Não é possível olhar para os abusos perpetrados pelas milícias sem vê-los como alvos sistemáticos e deliberados do Estado. Os recentes abusos na aldeia de Nahr Al-Imam são exemplo, onde a população local foi massacrada ostensivamente como “vingança” pelas mortes cometidas por Daesh na aldeia vizinha de Al-Rashad. Os ativistas foram alvejados pelas milícias que rejeitam a intervenção iraniana nas cidades do centro e do sul, ou impedem que os serviços de segurança imponham a ordem. Esses abusos também são vistos como um meio de trabalhar para uma agenda estrangeira, cujo objetivo principal é manter o Iraque fraco, dividido e administrado por um governo ilusório, cuja missão é fornecer cobertura para milícias que têm autoridade real no local, e receber suas ordens do outro lado da fronteira.

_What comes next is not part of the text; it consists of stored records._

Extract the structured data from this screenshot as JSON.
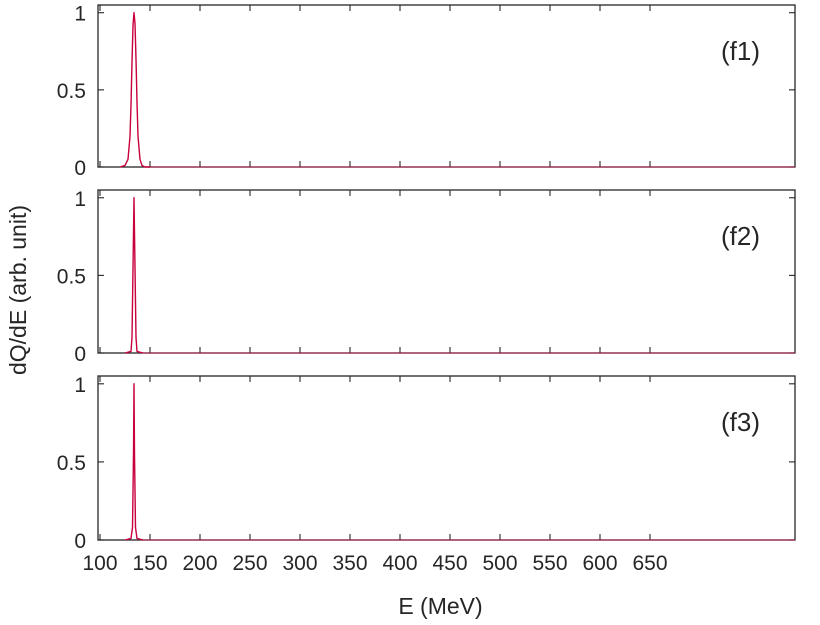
{
  "chart_data": {
    "type": "line",
    "xlabel": "E (MeV)",
    "ylabel": "dQ/dE (arb. unit)",
    "xlim": [
      98,
      795
    ],
    "ylim": [
      0,
      1.05
    ],
    "xticks": [
      "100",
      "150",
      "200",
      "250",
      "300",
      "350",
      "400",
      "450",
      "500",
      "550",
      "600",
      "650"
    ],
    "yticks": [
      "0",
      "0.5",
      "1"
    ],
    "grid": false,
    "colors": {
      "line": "#c8003c",
      "axis": "#262626"
    },
    "panels": [
      {
        "label": "(f1)",
        "series": [
          {
            "x": [
              120,
              125,
              128,
              130,
              131,
              132,
              133,
              134,
              135,
              136,
              137,
              138,
              140,
              142,
              145,
              150
            ],
            "y": [
              0,
              0.01,
              0.05,
              0.2,
              0.4,
              0.68,
              0.92,
              1.0,
              0.93,
              0.7,
              0.42,
              0.2,
              0.05,
              0.01,
              0,
              0
            ]
          }
        ]
      },
      {
        "label": "(f2)",
        "series": [
          {
            "x": [
              125,
              131,
              132,
              133,
              134,
              135,
              136,
              137,
              143
            ],
            "y": [
              0,
              0.01,
              0.1,
              0.55,
              1.0,
              0.55,
              0.1,
              0.01,
              0
            ]
          }
        ]
      },
      {
        "label": "(f3)",
        "series": [
          {
            "x": [
              125,
              131,
              132.5,
              133.5,
              134,
              134.5,
              135.5,
              137,
              143
            ],
            "y": [
              0,
              0.01,
              0.08,
              0.55,
              1.0,
              0.55,
              0.08,
              0.01,
              0
            ]
          }
        ]
      }
    ]
  }
}
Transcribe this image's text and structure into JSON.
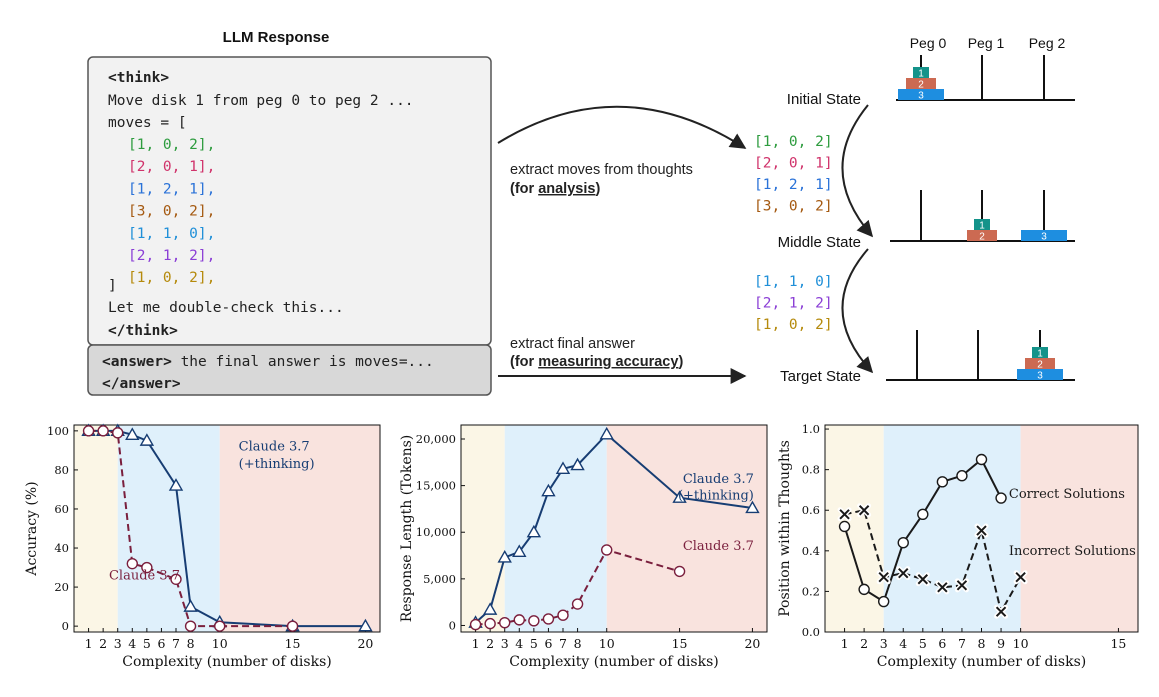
{
  "response": {
    "title": "LLM Response",
    "think_open": "<think>",
    "first_line": "Move disk 1 from peg 0 to peg 2 ...",
    "moves_open": "moves = [",
    "moves": [
      "[1, 0, 2],",
      "[2, 0, 1],",
      "[1, 2, 1],",
      "[3, 0, 2],",
      "[1, 1, 0],",
      "[2, 1, 2],",
      "[1, 0, 2],"
    ],
    "moves_close": "]",
    "check_line": "Let me double-check this...",
    "think_close": "</think>",
    "answer_tag": "<answer>",
    "answer_text": " the final answer is moves=...",
    "answer_close": "</answer>"
  },
  "move_colors": [
    "#2e9c3f",
    "#d0336b",
    "#2a72d8",
    "#a55a12",
    "#1f8fd8",
    "#8b3fd6",
    "#b58a0c"
  ],
  "arrows": {
    "thoughts_line1": "extract moves  from thoughts",
    "thoughts_line2_pre": "(for ",
    "thoughts_line2_em": "analysis",
    "thoughts_line2_post": ")",
    "answer_line1": "extract final answer",
    "answer_line2_pre": "(for ",
    "answer_line2_em": "measuring accuracy",
    "answer_line2_post": ")"
  },
  "extracted_moves_a": [
    "[1, 0, 2]",
    "[2, 0, 1]",
    "[1, 2, 1]",
    "[3, 0, 2]"
  ],
  "extracted_moves_b": [
    "[1, 1, 0]",
    "[2, 1, 2]",
    "[1, 0, 2]"
  ],
  "hanoi": {
    "peg_labels": [
      "Peg 0",
      "Peg 1",
      "Peg 2"
    ],
    "states": [
      "Initial State",
      "Middle State",
      "Target State"
    ],
    "disk_labels": [
      "1",
      "2",
      "3"
    ],
    "disk_colors": [
      "#14938a",
      "#cc6a52",
      "#1e8ee0"
    ]
  },
  "chart_data": [
    {
      "type": "line",
      "xlabel": "Complexity (number of disks)",
      "ylabel": "Accuracy (%)",
      "xlim": [
        0,
        21
      ],
      "ylim": [
        -3,
        103
      ],
      "xticks": [
        1,
        2,
        3,
        4,
        5,
        6,
        7,
        8,
        10,
        15,
        20
      ],
      "yticks": [
        0,
        20,
        40,
        60,
        80,
        100
      ],
      "regions": [
        [
          0,
          3,
          "#fbf6e6"
        ],
        [
          3,
          10,
          "#dff0fb"
        ],
        [
          10,
          21,
          "#f9e3de"
        ]
      ],
      "series": [
        {
          "name": "Claude 3.7 (+thinking)",
          "x": [
            1,
            2,
            3,
            4,
            5,
            7,
            8,
            10,
            15,
            20
          ],
          "y": [
            100,
            100,
            100,
            98,
            95,
            72,
            10,
            2,
            0,
            0
          ],
          "color": "#173d73",
          "marker": "triangle",
          "dash": false
        },
        {
          "name": "Claude 3.7",
          "x": [
            1,
            2,
            3,
            4,
            5,
            7,
            8,
            10,
            15
          ],
          "y": [
            100,
            100,
            99,
            32,
            30,
            24,
            0,
            0,
            0
          ],
          "color": "#7a1f3d",
          "marker": "circle",
          "dash": true
        }
      ],
      "labels": [
        {
          "text": "Claude 3.7",
          "x": 11.3,
          "y": 90,
          "color": "#173d73"
        },
        {
          "text": "(+thinking)",
          "x": 11.3,
          "y": 81,
          "color": "#173d73"
        },
        {
          "text": "Claude 3.7",
          "x": 2.4,
          "y": 24,
          "color": "#7a1f3d"
        }
      ]
    },
    {
      "type": "line",
      "xlabel": "Complexity (number of disks)",
      "ylabel": "Response Length (Tokens)",
      "xlim": [
        0,
        21
      ],
      "ylim": [
        -700,
        21500
      ],
      "xticks": [
        1,
        2,
        3,
        4,
        5,
        6,
        7,
        8,
        10,
        15,
        20
      ],
      "yticks": [
        0,
        5000,
        10000,
        15000,
        20000
      ],
      "ytick_labels": [
        "0",
        "5,000",
        "10,000",
        "15,000",
        "20,000"
      ],
      "regions": [
        [
          0,
          3,
          "#fbf6e6"
        ],
        [
          3,
          10,
          "#dff0fb"
        ],
        [
          10,
          21,
          "#f9e3de"
        ]
      ],
      "series": [
        {
          "name": "Claude 3.7 (+thinking)",
          "x": [
            1,
            2,
            3,
            4,
            5,
            6,
            7,
            8,
            10,
            15,
            20
          ],
          "y": [
            300,
            1700,
            7300,
            7900,
            10000,
            14400,
            16800,
            17200,
            20500,
            13700,
            12600
          ],
          "color": "#173d73",
          "marker": "triangle",
          "dash": false
        },
        {
          "name": "Claude 3.7",
          "x": [
            1,
            2,
            3,
            4,
            5,
            6,
            7,
            8,
            10,
            15
          ],
          "y": [
            100,
            200,
            300,
            600,
            500,
            700,
            1100,
            2300,
            8100,
            5800
          ],
          "color": "#7a1f3d",
          "marker": "circle",
          "dash": true
        }
      ],
      "labels": [
        {
          "text": "Claude 3.7",
          "x": 20.1,
          "y": 15300,
          "color": "#173d73",
          "anchor": "end"
        },
        {
          "text": "(+thinking)",
          "x": 20.1,
          "y": 13500,
          "color": "#173d73",
          "anchor": "end"
        },
        {
          "text": "Claude 3.7",
          "x": 20.1,
          "y": 8100,
          "color": "#7a1f3d",
          "anchor": "end"
        }
      ]
    },
    {
      "type": "line",
      "xlabel": "Complexity (number of disks)",
      "ylabel": "Position within Thoughts",
      "xlim": [
        0,
        16
      ],
      "ylim": [
        0,
        1.02
      ],
      "xticks": [
        1,
        2,
        3,
        4,
        5,
        6,
        7,
        8,
        9,
        10,
        15
      ],
      "yticks": [
        0,
        0.2,
        0.4,
        0.6,
        0.8,
        1.0
      ],
      "ytick_labels": [
        "0.0",
        "0.2",
        "0.4",
        "0.6",
        "0.8",
        "1.0"
      ],
      "regions": [
        [
          0,
          3,
          "#fbf6e6"
        ],
        [
          3,
          10,
          "#dff0fb"
        ],
        [
          10,
          16,
          "#f9e3de"
        ]
      ],
      "series": [
        {
          "name": "Correct Solutions",
          "x": [
            1,
            2,
            3,
            4,
            5,
            6,
            7,
            8,
            9
          ],
          "y": [
            0.52,
            0.21,
            0.15,
            0.44,
            0.58,
            0.74,
            0.77,
            0.85,
            0.66
          ],
          "color": "#1a1a1a",
          "marker": "circle",
          "dash": false
        },
        {
          "name": "Incorrect Solutions",
          "x": [
            1,
            2,
            3,
            4,
            5,
            6,
            7,
            8,
            9,
            10
          ],
          "y": [
            0.58,
            0.6,
            0.27,
            0.29,
            0.26,
            0.22,
            0.23,
            0.5,
            0.1,
            0.27
          ],
          "color": "#1a1a1a",
          "marker": "cross",
          "dash": true
        }
      ],
      "labels": [
        {
          "text": "Correct Solutions",
          "x": 9.4,
          "y": 0.66,
          "color": "#1a1a1a"
        },
        {
          "text": "Incorrect Solutions",
          "x": 9.4,
          "y": 0.38,
          "color": "#1a1a1a"
        }
      ]
    }
  ]
}
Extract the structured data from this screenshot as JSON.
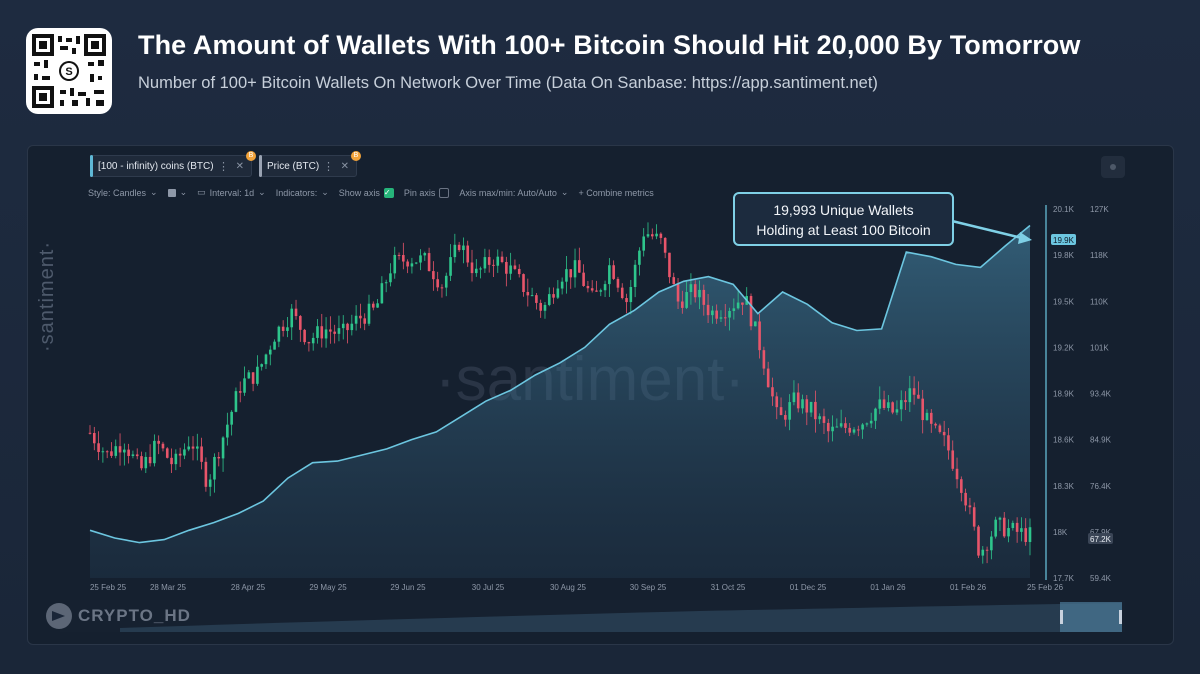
{
  "header": {
    "title": "The Amount of Wallets With 100+ Bitcoin Should Hit 20,000 By Tomorrow",
    "subtitle": "Number of 100+ Bitcoin Wallets On Network Over Time (Data On Sanbase: https://app.santiment.net)"
  },
  "metric_tabs": [
    {
      "label": "[100 - infinity) coins (BTC)",
      "color": "#5fb8d6",
      "badge": "B"
    },
    {
      "label": "Price (BTC)",
      "color": "#9aa3b2",
      "badge": "B"
    }
  ],
  "toolbar": {
    "style": "Style: Candles",
    "interval": "Interval: 1d",
    "indicators": "Indicators:",
    "show_axis": "Show axis",
    "pin_axis": "Pin axis",
    "axis_maxmin": "Axis max/min: Auto/Auto",
    "combine": "+ Combine metrics"
  },
  "callout": {
    "line1": "19,993 Unique Wallets",
    "line2": "Holding at Least 100 Bitcoin"
  },
  "watermark": {
    "center": "·santiment·",
    "side": "·santiment·",
    "credit": "CRYPTO_HD"
  },
  "colors": {
    "wallet_line": "#6cc6e0",
    "candle_up": "#2ec58c",
    "candle_down": "#e8556a",
    "price_current": "#3a4556"
  },
  "chart_data": {
    "type": "line",
    "x_ticks": [
      "25 Feb 25",
      "28 Mar 25",
      "28 Apr 25",
      "29 May 25",
      "29 Jun 25",
      "30 Jul 25",
      "30 Aug 25",
      "30 Sep 25",
      "31 Oct 25",
      "01 Dec 25",
      "01 Jan 26",
      "01 Feb 26",
      "25 Feb 26"
    ],
    "wallet_axis": {
      "ticks": [
        "20.1K",
        "19.8K",
        "19.5K",
        "19.2K",
        "18.9K",
        "18.6K",
        "18.3K",
        "18K",
        "17.7K"
      ],
      "ylim": [
        17700,
        20100
      ],
      "current": "19.9K"
    },
    "price_axis": {
      "ticks": [
        "127K",
        "118K",
        "110K",
        "101K",
        "93.4K",
        "84.9K",
        "76.4K",
        "67.9K",
        "59.4K"
      ],
      "ylim": [
        59400,
        127000
      ],
      "current": "67.2K"
    },
    "series": [
      {
        "name": "[100 - infinity) coins (BTC)",
        "values": [
          18010,
          17960,
          17930,
          17950,
          18010,
          18060,
          18120,
          18200,
          18350,
          18450,
          18460,
          18500,
          18540,
          18600,
          18650,
          18750,
          18850,
          18920,
          19020,
          19100,
          19200,
          19350,
          19440,
          19560,
          19630,
          19660,
          19610,
          19420,
          19560,
          19480,
          19360,
          19310,
          19320,
          19820,
          19790,
          19740,
          19720,
          19860,
          19993
        ]
      },
      {
        "name": "Price (BTC)",
        "values": [
          86000,
          82000,
          84500,
          79000,
          84000,
          80000,
          85000,
          77000,
          86000,
          95000,
          97000,
          104000,
          108000,
          103000,
          105000,
          104000,
          107000,
          108500,
          117000,
          118000,
          117500,
          113000,
          121000,
          115000,
          118000,
          116000,
          112000,
          108500,
          115000,
          116000,
          110000,
          117000,
          110000,
          123000,
          121000,
          110000,
          112000,
          108000,
          109000,
          111000,
          101000,
          88000,
          92000,
          90000,
          86000,
          87000,
          88000,
          91000,
          89500,
          94000,
          87000,
          84000,
          76000,
          64000,
          69000,
          68000,
          67200
        ]
      }
    ]
  }
}
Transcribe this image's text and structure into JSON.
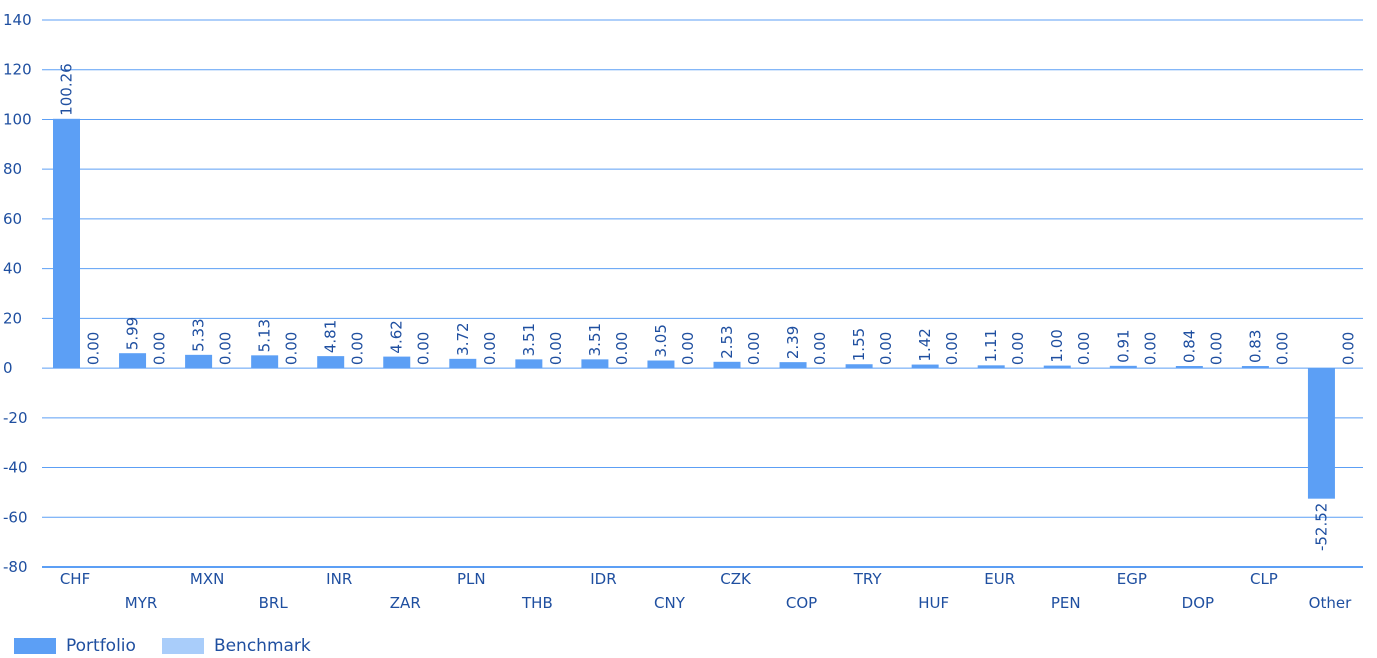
{
  "chart_data": {
    "type": "bar",
    "categories": [
      "CHF",
      "MYR",
      "MXN",
      "BRL",
      "INR",
      "ZAR",
      "PLN",
      "THB",
      "IDR",
      "CNY",
      "CZK",
      "COP",
      "TRY",
      "HUF",
      "EUR",
      "PEN",
      "EGP",
      "DOP",
      "CLP",
      "Other"
    ],
    "series": [
      {
        "name": "Portfolio",
        "color": "#5c9ff5",
        "values": [
          100.26,
          5.99,
          5.33,
          5.13,
          4.81,
          4.62,
          3.72,
          3.51,
          3.51,
          3.05,
          2.53,
          2.39,
          1.55,
          1.42,
          1.11,
          1.0,
          0.91,
          0.84,
          0.83,
          -52.52
        ],
        "labels": [
          "100.26",
          "5.99",
          "5.33",
          "5.13",
          "4.81",
          "4.62",
          "3.72",
          "3.51",
          "3.51",
          "3.05",
          "2.53",
          "2.39",
          "1.55",
          "1.42",
          "1.11",
          "1.00",
          "0.91",
          "0.84",
          "0.83",
          "-52.52"
        ]
      },
      {
        "name": "Benchmark",
        "color": "#a9cdfa",
        "values": [
          0,
          0,
          0,
          0,
          0,
          0,
          0,
          0,
          0,
          0,
          0,
          0,
          0,
          0,
          0,
          0,
          0,
          0,
          0,
          0
        ],
        "labels": [
          "0.00",
          "0.00",
          "0.00",
          "0.00",
          "0.00",
          "0.00",
          "0.00",
          "0.00",
          "0.00",
          "0.00",
          "0.00",
          "0.00",
          "0.00",
          "0.00",
          "0.00",
          "0.00",
          "0.00",
          "0.00",
          "0.00",
          "0.00"
        ]
      }
    ],
    "ylim": [
      -80,
      140
    ],
    "yticks": [
      140,
      120,
      100,
      80,
      60,
      40,
      20,
      0,
      -20,
      -40,
      -60,
      -80
    ],
    "grid": true,
    "legend_placement": "bottom-left",
    "gridline_color": "#5c9ff5",
    "text_color": "#1f4fa0"
  }
}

Al-Kadhimi é o grande responsável pelo que aconteceu esta semana e pela situação de segurança em geral em todo o país. A fraqueza e hesitação que ele demonstrou ao confrontar as milícias durante seus 18 meses no cargo apenas as encorajou a atacar o Estado e, em seguida, apontá-lo pessoalmente como o chefe principal.
Sua maneira de lidar com a tentativa de assassinato sugere que ele ainda reluta em tomar medidas decisivas para restaurar a autoridade e o prestígio do Estado. Sua aprovação da mediação estrangeira representada pela recepção ao comandante da Força Quds no Corpo da Guarda Revolucionária Islâmica, Brigadeiro-General Esmail Qaani, significa que o primeiro-ministro iraquiano concordou em considerar as milícias como iguais ao Estado, em vez de lidar com elas como grupos fora da lei que não são dignos de mediação.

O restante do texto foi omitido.